Coolidge
Harlan Stone later recalled that he had been “impressed by the humor, quiet dignity and penetrating philosophy.” His grade point average was scarcely stellar at 78.71 but was ten points above where he had started freshman year. His graduation was noted in The Caledonian , the newspaper of St. Johnsbury, along with that of another St. Johnsbury alum, William Boardman. Coolidge also caught the attention of the alumni who were present for the graduation days, including John Hammond, the Northampton lawyer.

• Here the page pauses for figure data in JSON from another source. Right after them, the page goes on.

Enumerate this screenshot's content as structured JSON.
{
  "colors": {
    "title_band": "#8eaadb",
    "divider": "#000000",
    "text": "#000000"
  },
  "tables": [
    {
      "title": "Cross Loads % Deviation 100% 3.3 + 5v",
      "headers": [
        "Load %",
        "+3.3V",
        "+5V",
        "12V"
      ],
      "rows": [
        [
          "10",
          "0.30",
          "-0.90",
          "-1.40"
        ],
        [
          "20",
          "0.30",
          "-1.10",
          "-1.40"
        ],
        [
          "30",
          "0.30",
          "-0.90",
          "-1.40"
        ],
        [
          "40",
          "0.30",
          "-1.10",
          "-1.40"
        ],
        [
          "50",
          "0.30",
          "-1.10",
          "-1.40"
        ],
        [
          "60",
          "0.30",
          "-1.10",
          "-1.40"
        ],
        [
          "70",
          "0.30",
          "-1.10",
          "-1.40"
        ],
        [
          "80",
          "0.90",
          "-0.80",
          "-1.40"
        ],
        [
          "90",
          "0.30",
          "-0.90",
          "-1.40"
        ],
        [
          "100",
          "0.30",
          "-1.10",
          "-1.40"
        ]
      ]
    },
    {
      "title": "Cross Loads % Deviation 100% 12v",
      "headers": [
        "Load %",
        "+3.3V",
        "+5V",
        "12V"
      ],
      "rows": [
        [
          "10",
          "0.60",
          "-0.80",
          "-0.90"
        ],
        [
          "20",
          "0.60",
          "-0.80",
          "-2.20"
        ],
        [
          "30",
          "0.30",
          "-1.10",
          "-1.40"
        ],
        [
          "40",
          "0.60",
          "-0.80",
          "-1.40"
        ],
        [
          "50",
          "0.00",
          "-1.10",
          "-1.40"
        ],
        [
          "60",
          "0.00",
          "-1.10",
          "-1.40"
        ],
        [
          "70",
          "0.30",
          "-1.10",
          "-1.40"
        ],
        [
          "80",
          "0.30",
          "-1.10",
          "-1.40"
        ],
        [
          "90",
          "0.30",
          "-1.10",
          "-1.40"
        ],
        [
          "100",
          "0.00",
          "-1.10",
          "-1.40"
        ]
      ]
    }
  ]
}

    Students ran an annual survey to profile the seniors, asking them about religion, marriage plans, career plans, and so on. There was also a poll as to who was the brightest in the class; Dwight Morrow won hands down, but “Cooley,” as the others sometimes called him, also received some votes. He was a long way from the oblivion of freshman year. Their responses to such questions were another chance for the seniors to try to demonstrate their wit. Coolidge did not forgo the opportunity. Under the question, “Are you engaged?” he wrote, “Severally.” But he also delivered more serious responses. Under “politics,” he listed himself as Republican. Asked their denominational preference, most other young men identified themselves as Congregational or Presbyterian. There was one Catholic in the class list and there were two Unitarians. “Presbyterian,” Morrow wrote.
    For denominational preference, however, Coolidge wrote “None,” as did several others, including Ernest Hardy, his Northampton friend. As primitive as that response may sound, it did not mean that Coolidge was atheist or agnostic; it meant that he was unwilling to cede the independence, however slight that ceding, that affiliating with any denomination would entail. Others, when asked their work plans, listed “Law,” “Business,” “Travel,” or “Undecided.” Morrow wrote “Law”; Coolidge wrote “Undecided.” When it came to the question of his plans for the following year, Coolidge simply replied “Nothing.” This was the puerile dare to the world: don’t ask me too early, or I shan’t tell. It was also a play on “ouden,” his own reminder to his peers of how far the rejected freshman had come. As the days of packing up approached, Coolidge made it clear to his father that the advantages lay with law school: “As a matter of fact the best law offices will not take in a man to do office work, such as the ordinary student does in the country office, unless he has been to a law school.”
    But the preference for the academic study of law at Columbia or Harvard was not the main point of the letter. That main point came in the quirky syntax of the final line: “P.s. I have not decided to study law.” This time the ambiguity in a piece of Coolidge correspondence reflected maturity, not weakness. What this line said was that Garman was right: the decision itself mattered most, more than, say, the merits of either reading the law at a firm, attending law school, or working at the counter at the Notch. The quiet Vermonter who had seemed so unlikely to succeed now had good prospect of doing so. Suddenly Coolidge knew that he could undertake, even master, tasks that were unbearably difficult as long as the choice to undertake them was his own.

Three : Determination
    Northampton
    THE NEW FORBES LIBRARY sat up on a hill, more fortress than book house. Its exterior was daunting pink granite taken from the Milford area of New Hampshire, alternating with pieces of red Longmeadow sandstone that had been hauled to Northampton. Each piece of slate on the roof was specially tied to girders that had just been laid a few months before by the Berlin Iron Bridge Company of Berlin, Connecticut; the roof was already renowned for its fireproof aspects. Inside, surrounded by the rock and thousands of books, amid the hissing of the new steam pipes, sat a twenty-three-year-old, Calvin Coolidge. He was reading the law after all.